By contrast, a very contemporary performer to be honoured is the young actor Robert Carlyle. One of the stars of The Full Monty and Trainspotting, he is appointed OBE. But the biggest award to the acting profession is a knighthood for Nigel Hawthorne, best known as the supremely suave and cunning civil servant in Yes Minister and Yes, Prime Minister and, on stage and screen, as George III in The Madness of King George.

Andrew Davis, who has become a familiar figure on television, conducting the Last Night of the Proms, also receives a knighthood.

The world of the visual arts sees two of its best-known ambassadors honoured. There is a knighthood for Nicholas Serota, director of the Tate Gallery, and chairman of the Turner Prize judges, while the veteran artist Bridget Riley becomes a Companion of Honour. Since the Sixties, she has dazzled the world with her flickering and shimmering images. Riley has been described as "an abstract painter in the grand tradition".

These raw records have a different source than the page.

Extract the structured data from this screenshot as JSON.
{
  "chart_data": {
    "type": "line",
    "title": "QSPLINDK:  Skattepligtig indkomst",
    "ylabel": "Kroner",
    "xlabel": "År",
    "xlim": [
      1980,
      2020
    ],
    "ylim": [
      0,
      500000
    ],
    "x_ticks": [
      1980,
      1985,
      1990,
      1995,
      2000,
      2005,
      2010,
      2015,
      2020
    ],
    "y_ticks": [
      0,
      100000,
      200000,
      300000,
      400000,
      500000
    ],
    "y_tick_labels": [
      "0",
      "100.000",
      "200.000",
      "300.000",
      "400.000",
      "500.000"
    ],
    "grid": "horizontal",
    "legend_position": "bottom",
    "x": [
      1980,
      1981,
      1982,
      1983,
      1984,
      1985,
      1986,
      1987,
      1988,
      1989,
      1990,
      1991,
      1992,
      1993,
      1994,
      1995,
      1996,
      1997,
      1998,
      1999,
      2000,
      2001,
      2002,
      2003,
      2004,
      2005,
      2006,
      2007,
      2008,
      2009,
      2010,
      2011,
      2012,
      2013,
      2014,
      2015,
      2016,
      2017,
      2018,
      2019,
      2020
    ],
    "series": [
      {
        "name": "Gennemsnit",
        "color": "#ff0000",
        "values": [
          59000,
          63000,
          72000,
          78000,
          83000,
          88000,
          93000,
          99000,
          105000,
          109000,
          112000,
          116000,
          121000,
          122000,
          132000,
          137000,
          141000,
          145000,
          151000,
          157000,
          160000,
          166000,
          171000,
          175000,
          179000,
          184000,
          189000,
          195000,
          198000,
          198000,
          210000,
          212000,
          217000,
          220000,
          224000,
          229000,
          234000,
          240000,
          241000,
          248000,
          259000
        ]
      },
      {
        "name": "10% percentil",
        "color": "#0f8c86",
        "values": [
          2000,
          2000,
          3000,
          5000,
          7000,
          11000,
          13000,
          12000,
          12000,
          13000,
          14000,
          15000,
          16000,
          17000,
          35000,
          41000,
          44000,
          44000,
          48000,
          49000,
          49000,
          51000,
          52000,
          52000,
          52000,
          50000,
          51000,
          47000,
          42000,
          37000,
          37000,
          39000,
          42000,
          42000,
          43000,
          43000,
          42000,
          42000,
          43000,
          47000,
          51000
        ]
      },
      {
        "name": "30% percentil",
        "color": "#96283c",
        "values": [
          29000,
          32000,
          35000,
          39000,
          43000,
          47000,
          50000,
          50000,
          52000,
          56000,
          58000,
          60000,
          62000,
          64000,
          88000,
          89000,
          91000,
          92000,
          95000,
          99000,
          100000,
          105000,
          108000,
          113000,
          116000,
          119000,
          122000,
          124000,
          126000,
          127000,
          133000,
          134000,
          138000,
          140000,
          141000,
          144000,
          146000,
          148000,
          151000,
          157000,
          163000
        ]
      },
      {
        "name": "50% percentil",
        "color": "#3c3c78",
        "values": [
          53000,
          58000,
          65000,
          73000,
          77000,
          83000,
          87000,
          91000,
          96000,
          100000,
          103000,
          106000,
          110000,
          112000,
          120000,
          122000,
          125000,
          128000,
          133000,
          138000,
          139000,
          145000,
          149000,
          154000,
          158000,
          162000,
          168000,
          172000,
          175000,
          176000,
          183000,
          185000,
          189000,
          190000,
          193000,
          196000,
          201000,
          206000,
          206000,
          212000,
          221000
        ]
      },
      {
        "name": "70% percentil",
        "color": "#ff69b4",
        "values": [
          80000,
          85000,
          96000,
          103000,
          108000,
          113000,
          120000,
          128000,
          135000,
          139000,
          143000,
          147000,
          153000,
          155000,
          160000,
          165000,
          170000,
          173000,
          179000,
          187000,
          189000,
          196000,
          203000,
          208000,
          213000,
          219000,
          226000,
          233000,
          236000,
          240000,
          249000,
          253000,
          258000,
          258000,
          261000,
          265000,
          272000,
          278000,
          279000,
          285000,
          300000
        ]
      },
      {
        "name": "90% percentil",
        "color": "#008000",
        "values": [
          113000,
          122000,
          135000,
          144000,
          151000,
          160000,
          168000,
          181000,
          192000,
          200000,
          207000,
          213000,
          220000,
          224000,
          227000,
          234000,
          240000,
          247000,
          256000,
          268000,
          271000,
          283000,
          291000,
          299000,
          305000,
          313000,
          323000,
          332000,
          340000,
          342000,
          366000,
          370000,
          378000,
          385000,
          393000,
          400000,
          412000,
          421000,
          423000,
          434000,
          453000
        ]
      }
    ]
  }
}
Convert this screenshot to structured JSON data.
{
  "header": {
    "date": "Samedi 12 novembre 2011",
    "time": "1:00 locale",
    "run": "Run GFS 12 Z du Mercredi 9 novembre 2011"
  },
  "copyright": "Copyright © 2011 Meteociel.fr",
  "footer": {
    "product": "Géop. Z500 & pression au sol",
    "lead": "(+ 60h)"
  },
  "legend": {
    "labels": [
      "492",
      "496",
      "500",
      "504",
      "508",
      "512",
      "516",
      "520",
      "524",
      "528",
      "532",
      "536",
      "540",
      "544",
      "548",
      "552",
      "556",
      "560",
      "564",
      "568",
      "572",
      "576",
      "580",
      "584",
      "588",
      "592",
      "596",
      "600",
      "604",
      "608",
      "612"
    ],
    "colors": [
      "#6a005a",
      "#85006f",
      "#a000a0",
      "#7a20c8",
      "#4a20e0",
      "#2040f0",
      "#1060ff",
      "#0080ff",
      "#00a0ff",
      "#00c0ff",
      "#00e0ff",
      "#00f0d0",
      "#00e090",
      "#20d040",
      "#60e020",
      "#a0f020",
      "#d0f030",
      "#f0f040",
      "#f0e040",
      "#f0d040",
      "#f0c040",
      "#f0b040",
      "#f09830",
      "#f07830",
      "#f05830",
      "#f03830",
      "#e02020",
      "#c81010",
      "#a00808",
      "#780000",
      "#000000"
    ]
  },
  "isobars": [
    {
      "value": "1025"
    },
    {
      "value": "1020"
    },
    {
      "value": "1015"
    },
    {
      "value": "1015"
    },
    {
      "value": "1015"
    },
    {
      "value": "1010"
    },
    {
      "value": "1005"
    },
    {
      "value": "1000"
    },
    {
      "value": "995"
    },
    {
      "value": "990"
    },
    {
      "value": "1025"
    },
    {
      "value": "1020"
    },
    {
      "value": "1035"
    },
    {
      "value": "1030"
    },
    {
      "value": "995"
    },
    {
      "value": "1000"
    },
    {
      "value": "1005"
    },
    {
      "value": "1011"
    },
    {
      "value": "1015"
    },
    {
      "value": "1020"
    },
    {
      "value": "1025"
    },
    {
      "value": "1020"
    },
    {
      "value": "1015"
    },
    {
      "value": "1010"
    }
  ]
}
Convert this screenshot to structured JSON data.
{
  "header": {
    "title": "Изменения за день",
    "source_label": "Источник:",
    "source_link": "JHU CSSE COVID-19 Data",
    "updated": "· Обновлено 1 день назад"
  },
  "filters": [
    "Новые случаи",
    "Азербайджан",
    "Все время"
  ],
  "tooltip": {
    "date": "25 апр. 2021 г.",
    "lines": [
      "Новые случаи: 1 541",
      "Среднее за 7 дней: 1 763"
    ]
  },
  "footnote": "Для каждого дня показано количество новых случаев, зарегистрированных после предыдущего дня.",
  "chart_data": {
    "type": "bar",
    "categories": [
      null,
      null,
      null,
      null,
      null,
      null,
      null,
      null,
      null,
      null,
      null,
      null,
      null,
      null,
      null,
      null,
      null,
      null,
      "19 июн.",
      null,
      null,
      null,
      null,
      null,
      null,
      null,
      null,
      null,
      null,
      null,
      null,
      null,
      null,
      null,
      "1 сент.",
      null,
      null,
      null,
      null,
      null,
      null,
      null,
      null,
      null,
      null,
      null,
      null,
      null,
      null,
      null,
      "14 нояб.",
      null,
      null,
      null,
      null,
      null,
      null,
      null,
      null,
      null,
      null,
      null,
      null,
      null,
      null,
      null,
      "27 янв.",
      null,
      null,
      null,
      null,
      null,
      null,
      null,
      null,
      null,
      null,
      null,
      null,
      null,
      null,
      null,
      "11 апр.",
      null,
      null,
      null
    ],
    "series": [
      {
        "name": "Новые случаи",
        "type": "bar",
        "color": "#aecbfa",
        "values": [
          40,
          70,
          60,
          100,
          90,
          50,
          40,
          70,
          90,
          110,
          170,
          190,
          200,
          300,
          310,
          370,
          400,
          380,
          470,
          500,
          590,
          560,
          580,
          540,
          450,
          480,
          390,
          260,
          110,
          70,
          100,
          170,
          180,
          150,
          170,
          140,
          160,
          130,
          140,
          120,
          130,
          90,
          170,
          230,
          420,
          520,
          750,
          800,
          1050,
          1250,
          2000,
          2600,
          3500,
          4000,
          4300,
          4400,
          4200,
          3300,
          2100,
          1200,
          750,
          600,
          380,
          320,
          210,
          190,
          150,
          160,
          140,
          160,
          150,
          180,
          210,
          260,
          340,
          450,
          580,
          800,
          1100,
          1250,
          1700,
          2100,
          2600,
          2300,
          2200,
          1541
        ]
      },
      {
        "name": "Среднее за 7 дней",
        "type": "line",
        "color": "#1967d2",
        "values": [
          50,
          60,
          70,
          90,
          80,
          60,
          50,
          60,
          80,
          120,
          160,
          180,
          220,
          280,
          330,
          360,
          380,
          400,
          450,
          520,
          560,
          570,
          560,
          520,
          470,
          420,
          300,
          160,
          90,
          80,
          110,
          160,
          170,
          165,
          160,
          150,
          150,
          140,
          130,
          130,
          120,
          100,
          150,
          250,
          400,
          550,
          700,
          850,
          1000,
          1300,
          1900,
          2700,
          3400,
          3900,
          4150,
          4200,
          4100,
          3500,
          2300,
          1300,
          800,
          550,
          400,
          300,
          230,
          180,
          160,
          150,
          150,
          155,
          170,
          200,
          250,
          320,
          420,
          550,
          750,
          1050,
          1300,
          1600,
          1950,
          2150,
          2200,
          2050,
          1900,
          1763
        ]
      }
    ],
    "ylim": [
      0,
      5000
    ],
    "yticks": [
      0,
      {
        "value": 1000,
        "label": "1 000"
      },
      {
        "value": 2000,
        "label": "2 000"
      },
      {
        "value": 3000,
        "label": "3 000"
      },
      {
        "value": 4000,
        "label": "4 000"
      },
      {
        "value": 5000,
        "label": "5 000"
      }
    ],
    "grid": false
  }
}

Duncan Kenworthy, who produced the box office sell-out Four Weddings and a Funeral, is appointed OBE, as are two veteran pop heart-throbs, Tom Jones and David Essex. Roger Moore, 71, who has starred as The Saint and James Bond, is appointed CBE - not for services to acting, but in the diplomatic list for his work on behalf of Unicef.

The comedian Lenny Henry, described by his wife, the actress Dawn French, as "loud and revolting", is appointed CBE for services to comedy, drama and Comic Relief.